Deze uitkering is via de Financiële verhoudingswet gekoppeld aan bepaalde uitgaven in de Rijksbegroting. Stijgen die uitgaven dan stijgt de uitkering en dalen de uitgaven dan daalt de uitkering. Deze systematiek wordt de trap‐op‐trap‐af methode genoemd. Het Rijk verdeelt vervolgens de uitkering over alle Nederlandse gemeenten via een zestigtal maatstaven. Dit zijn statistische gegevens zoals aantal inwoners, bijstandsontvangers en oppervlakte land. Door vermenigvuldiging van de aantallen(q) met een bedrag per eenheid (p) wordt voor iedere gemeente de bijdrage berekend. Het surplus of het tekort aan middelen wordt via de uitkeringsfactor over alle gemeenten verdeeld. Onze uitkering wordt dus niet alleen beïnvloed door lokale veranderingen maar ook door ontwikkelingen in andere gemeenten. In onze meerjarenbegroting volgen wij de belangrijkste landelijke volume ontwikkelingen zoals die jaarlijks in de meicirculaire zijn opgenomen. Wijzigingen in bijvoorbeeld wettelijke taken of Regeringsbeleid kunnen tot verhoging of verlaging van de uitkering leiden. Deze wijzigingen worden taakmutaties genoemd. Deze taakmutaties worden door het Rijk gekoppeld aan specifieke taken.
De afgelopen jaren is het groot onderhoud van het gemeentefonds uitgevoerd. Het Rijk heeft daarbij onderzocht of de verdeling van de middelen over de gemeenten nog aansloot bij de ramingen zoals die uit de gemeentebegrotingen bleken. De uitkomsten van dit onderzoek, de herijking van de Algemene uitkering, heeft het Rijk voor het grootste deel in 2015 verwerkt in het Gemeentefonds en gaat vanaf 2016 het resterende deel verwerken.

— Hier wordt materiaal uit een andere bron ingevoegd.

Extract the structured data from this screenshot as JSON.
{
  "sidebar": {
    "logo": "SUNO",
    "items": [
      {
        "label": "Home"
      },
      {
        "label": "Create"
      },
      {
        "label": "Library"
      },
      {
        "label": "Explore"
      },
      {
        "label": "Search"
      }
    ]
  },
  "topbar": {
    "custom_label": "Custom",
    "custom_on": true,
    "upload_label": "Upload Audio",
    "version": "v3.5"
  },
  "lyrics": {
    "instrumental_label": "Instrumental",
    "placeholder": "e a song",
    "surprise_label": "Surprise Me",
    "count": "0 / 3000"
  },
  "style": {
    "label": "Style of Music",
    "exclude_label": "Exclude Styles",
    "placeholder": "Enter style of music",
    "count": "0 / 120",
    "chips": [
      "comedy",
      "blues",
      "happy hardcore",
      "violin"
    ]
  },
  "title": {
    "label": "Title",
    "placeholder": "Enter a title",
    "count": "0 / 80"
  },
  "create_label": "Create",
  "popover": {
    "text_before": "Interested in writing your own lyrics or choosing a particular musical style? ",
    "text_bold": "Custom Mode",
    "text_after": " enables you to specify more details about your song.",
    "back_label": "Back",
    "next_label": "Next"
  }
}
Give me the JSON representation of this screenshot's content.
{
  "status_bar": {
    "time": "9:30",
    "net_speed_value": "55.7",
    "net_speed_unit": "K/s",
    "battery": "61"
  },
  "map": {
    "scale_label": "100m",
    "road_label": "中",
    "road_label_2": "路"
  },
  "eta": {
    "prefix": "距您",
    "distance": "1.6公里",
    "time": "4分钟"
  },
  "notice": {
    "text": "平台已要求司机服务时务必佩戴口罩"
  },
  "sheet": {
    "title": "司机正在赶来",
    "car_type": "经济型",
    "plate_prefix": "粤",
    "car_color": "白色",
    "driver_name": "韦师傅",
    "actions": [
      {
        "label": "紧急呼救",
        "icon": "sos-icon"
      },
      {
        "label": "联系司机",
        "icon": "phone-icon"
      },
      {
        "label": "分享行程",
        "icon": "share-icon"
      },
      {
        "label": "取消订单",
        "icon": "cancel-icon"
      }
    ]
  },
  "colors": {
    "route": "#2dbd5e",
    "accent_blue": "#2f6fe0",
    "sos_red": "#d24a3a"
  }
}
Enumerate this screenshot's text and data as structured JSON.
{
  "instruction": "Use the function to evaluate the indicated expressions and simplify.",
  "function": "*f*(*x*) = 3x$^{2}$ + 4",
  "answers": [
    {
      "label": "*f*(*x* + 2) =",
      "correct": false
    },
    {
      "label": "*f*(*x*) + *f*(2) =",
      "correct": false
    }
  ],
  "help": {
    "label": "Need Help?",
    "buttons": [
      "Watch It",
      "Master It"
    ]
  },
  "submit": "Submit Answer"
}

Dit zijn uitkeringen voor specifieke onderwerpen zoals Gezond in de stad, Maatschappelijke opvang. Soms zijn de uitkeringen eenmalig of beperkt in duur. Ook kan het zijn dat niet elke gemeente ervoor in aanmerking komt, denk hierbij bijvoorbeeld aan de Veiligheidshuizen of LHBT-emancipatiebeleid. Elke DU heeft zijn eigen verdeelsystematiek. Hierboven hebben wij al gemeld dat wij voor de besteding van deze uitkeringen geen verantwoording aan het Rijk hoeven af te leggen. Wel zien wij geregeld dat er tussen de gemeenten en het Rijk outcome‐doelen worden afgesproken.
Een integratie-uitkering is vergelijkbaar met een decentralisatie-uitkering. Wel is er een aantal verschillen. Een integratie-uitkering wordt uitgekeerd aan alle gemeenten. Daarnaast staat het vast dat de integratie-uitkering op termijn wordt overgeheveld naar de algemene uitkering. Een integratie-uitkering wordt vooral gebruikt om grote herverdeeleffecten op te vangen.
In het Regeerakkoord 2012 is afgesproken dat gemeenten vanaf 2015 via nieuwe decentralisaties verantwoordelijk worden voor de onderwerpen Werk, Maatschappelijke ondersteuning en Jeugdzorg.
Aan het gemeentefonds wordt daarvoor in 2015 zo’n 10,3 miljard euro toegevoegd. Voor Nijmegen betekent dit in 2015 een toevoeging van 150 miljoen. De middelen die gemeenten voor uitvoering van de gedecentraliseerde taken van het rijk krijgen voor de extra taken op het terrein van jeugdzorg, langdurige zorg en begeleiding naar werk zouden in eerste instantie in een apart sociaal deelfonds komen. Dit gaat niet door. Belangrijk bezwaar van onder meer de Algemene Rekenkamer en de VNG waren de bestedingsvoorwaarden. Het was namelijk in eerste instantie de bedoeling dat gelden uit het sociaal deelfonds alleen zouden mogen worden uitgegeven aan de nieuwe taken. Het rijk geeft gemeenten nu echter de maximale bestedingsvrijheid bij de uitvoering van de extra taken. Het geld zal vanaf 2015 voor drie jaar rechtstreeks vloeien in het gemeentefonds als integratie-uitkering en apart zichtbaar blijven op de gemeentefondsbegroting. De termijn van drie jaar is nadrukkelijk bedoeld als overgangstermijn. Het kabinet wil de middelen vanaf 2018 via de algemene uitkering verstrekken.